Cortico-cortical projections in mouse visual cortex are functionally target specific   pp219 - 226
Lindsey L Glickfeld, Mark L Andermann, Vincent Bonin and R Clay Reid
doi:10.1038/nn.3300
Tuning of neurons in higher visual cortices is less diverse than in primary visual cortex (V1), but the mechanisms underlying this specialization are unknown. In this paper, Glickfeld and colleagues used two-photon imaging in awake mice to measure the visual responses of boutons from V1 projection neurons in the higher visual areas and found that bouton tunings matched the preference of their target areas. These findings suggest that inter-areal visual stimulus feature segregation occurs via the target-specific routing of visual information as it ascends the cortical hierarchy.

Layer-specific excitatory circuits differentially control recurrent network dynamics in the neocortex   pp227 - 234
Riccardo Beltramo, Giulia D'Urso, Marco Dal Maschio, Pasqualina Farisello, Serena Bovetti, Yoanne Clovis, Glenda Lassi, Valter Tucci, Davide De Pietri Tonelli and Tommaso Fellin
doi:10.1038/nn.3306
This study uses optogenetics in vivo in mice to provide causal evidence for the distinct roles played by different cortical layers in the regulation of intrinsic oscillations.
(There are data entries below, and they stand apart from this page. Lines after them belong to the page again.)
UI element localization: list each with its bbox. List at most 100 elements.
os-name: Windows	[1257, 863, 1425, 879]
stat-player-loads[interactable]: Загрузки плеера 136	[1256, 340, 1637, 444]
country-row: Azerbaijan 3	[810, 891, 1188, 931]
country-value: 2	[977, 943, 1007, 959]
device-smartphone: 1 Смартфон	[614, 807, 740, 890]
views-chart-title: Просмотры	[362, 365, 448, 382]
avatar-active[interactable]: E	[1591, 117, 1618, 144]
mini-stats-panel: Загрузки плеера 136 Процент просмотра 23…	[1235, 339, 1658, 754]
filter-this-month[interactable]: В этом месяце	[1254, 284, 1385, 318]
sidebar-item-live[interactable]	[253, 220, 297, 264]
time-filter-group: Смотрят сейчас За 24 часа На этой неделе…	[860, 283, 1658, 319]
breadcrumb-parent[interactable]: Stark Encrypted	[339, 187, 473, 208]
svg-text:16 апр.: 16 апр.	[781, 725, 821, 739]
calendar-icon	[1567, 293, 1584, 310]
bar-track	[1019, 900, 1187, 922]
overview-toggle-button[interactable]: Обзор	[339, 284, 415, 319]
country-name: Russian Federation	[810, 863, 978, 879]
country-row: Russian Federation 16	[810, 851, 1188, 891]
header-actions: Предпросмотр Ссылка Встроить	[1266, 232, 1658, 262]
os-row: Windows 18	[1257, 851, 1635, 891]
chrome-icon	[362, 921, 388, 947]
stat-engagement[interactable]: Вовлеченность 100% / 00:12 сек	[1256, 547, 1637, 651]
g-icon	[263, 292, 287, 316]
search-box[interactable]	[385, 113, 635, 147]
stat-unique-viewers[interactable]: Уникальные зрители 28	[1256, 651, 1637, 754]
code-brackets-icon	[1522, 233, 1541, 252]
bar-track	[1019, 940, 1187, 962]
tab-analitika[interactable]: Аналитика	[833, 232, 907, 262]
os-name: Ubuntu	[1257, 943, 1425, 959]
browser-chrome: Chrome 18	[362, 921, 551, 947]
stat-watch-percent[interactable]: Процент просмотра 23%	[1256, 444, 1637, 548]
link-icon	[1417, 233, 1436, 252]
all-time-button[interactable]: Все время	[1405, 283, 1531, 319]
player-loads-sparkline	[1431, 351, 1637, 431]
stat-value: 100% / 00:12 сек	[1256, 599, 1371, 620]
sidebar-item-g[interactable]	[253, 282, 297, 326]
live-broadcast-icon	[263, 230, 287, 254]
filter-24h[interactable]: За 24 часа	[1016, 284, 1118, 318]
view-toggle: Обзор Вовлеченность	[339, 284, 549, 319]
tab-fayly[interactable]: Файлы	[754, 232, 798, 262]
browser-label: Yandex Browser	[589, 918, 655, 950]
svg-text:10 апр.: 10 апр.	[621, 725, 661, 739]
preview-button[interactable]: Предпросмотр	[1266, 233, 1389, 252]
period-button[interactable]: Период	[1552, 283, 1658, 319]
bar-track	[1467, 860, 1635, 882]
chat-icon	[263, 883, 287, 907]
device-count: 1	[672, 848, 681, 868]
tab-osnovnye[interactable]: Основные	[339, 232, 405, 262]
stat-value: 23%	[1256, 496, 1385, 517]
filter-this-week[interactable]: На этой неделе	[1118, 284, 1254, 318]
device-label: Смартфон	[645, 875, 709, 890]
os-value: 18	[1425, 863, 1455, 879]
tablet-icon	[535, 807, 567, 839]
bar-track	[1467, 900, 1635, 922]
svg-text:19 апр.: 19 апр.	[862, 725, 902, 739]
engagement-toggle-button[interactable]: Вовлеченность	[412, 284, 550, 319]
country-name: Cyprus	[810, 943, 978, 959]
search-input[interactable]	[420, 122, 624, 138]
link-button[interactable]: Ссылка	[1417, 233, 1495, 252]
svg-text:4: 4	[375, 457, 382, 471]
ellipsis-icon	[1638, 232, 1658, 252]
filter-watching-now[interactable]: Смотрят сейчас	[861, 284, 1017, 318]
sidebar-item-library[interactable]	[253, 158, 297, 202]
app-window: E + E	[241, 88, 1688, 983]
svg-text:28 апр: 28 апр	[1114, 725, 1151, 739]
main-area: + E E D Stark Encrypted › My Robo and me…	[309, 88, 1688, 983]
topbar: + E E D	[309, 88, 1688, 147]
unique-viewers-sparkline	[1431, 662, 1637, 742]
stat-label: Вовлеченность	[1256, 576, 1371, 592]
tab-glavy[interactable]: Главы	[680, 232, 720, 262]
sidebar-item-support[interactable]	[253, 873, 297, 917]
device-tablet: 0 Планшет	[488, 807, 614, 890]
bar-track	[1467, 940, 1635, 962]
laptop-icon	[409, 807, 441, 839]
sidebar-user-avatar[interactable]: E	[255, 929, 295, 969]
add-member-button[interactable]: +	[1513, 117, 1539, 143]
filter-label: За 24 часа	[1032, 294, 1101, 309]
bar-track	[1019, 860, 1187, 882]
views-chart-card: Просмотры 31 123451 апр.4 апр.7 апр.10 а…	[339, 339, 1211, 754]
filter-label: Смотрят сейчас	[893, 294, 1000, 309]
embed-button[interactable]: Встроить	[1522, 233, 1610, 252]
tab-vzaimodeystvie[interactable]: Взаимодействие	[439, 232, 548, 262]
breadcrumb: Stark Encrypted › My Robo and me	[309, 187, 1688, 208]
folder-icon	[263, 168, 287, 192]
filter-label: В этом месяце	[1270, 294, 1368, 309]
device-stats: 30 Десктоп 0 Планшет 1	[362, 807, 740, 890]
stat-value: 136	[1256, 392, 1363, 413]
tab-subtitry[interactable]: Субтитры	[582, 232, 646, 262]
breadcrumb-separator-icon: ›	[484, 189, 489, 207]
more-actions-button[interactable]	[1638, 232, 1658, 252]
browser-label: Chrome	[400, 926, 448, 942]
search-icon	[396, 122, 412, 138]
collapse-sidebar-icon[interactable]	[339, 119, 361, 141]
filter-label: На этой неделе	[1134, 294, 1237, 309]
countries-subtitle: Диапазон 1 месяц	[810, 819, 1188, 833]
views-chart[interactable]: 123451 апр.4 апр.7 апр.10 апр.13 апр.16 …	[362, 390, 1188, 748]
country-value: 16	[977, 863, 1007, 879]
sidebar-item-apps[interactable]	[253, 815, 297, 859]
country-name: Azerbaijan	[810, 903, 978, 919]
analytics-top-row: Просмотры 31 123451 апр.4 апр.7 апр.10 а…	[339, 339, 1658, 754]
See also: News and Views by Hughes & Crunelli

Inferring decoding strategies from choice probabilities in the presence of correlated variability   pp235 - 242
Ralf M Haefner, Sebastian Gerwinn, Jakob H Macke and Matthias Bethge
doi:10.1038/nn.3309
Here the authors derive the mathematical relationship among the key ingredients of the standard neural decision-making model: choice probabilities, read-out weights and correlated variability. This allows them to infer decoding strategies from experimentally measurable quantities and to test whether the organism is using an optimal decoding strategy for a given task, even without knowing the underlying correlations.

See also: News and Views by Wohrer & Machens

Neuronal reference frames for social decisions in primate frontal cortex   pp243 - 250
Steve W C Chang, Jean-François Gariépy and Michael L Platt
doi:10.1038/nn.3287
The authors studied how neurons in three frontal cortical areas encode the outcomes of social decisions as monkeys performed a social reward allocation task. Orbitofrontal cortex (OFC) neurons signaled received rewards, anterior cingulate (ACCs) neurons signaled forgone rewards, and the ACCg emerged as a key nexus for the computation of shared experience and social reward.